Vanno explained that he was to dine at the Winters, but would accept for the "chat," with great pleasure. Dinner was early at the chaplain's. He would leave at eight-thirty, and then go back again for a quarter of an hour, to bid Miss Grant farewell.
He leaned suddenly from the window just in time to direct his brother's chauffeur, and the car pulled up before the ugly square building which Rose Winter called a "quadrupedifice." Angelo sprang out, helping Marie to alight with as much care and tenderness as if she might break with a rough touch. Next came the parting at the door; and Vanno smiled to see how Marie lingered with her hand in her husband's. They had as many last words to say to each other as if Angelo were to be absent for three days, although he was assuring her—with needless insistence—that even if he looked into the Casino he would certainly be back long before dinner.

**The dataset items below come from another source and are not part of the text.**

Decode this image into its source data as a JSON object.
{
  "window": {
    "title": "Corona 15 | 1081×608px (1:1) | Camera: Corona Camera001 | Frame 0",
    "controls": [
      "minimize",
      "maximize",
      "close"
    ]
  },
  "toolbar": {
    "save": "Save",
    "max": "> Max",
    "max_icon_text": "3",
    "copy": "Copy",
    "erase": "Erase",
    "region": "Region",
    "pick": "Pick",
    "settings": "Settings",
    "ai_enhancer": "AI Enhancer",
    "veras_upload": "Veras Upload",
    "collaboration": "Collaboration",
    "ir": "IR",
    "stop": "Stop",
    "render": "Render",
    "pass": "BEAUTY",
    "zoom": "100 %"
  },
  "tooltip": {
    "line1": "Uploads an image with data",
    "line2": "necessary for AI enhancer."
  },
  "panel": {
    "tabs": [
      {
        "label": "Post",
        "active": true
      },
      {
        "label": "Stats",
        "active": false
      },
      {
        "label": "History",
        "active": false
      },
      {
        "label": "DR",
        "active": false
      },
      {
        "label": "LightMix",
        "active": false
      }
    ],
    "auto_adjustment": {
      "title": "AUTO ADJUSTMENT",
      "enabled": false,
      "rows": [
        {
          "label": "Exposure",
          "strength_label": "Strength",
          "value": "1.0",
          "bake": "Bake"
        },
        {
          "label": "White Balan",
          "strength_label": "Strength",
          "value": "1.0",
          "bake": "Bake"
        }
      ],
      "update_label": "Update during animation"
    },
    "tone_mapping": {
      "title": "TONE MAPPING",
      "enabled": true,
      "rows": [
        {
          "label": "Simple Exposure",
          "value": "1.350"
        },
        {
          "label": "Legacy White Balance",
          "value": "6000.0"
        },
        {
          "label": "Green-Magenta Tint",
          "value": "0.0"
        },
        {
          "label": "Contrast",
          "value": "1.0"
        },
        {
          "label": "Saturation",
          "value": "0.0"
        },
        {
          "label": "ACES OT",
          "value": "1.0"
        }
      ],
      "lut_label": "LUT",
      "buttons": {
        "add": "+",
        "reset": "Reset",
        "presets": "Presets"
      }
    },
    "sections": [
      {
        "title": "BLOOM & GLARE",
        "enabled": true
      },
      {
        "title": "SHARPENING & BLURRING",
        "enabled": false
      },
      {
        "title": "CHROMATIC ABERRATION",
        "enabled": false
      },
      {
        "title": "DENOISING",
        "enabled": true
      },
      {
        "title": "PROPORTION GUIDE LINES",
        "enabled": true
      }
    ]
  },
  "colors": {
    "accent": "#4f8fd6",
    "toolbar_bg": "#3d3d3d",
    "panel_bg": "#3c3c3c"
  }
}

The two men watched the Princess begin to mount the stairs, before they turned away. Then, leaving the car at the door as Marie had wished, they walked off together in the direction of the Hôtel de Paris.
"Idina Bland called yesterday on Marie," Angelo said abruptly, with a slight suggestion of constraint in his voice. "It was—rather a surprise to me. I supposed she was in America."
"Diavolo! She is still here, then?"
"Still? Did you know she was on the Riviera?"
"I knew she came—weeks ago. She went up to Roquebrune to see the curé. She'd heard he was an old friend of ours—and she inquired for you—wouldn't say who she was. That was before I arrived."
"How do you know it was Idina, if she didn't give her name?"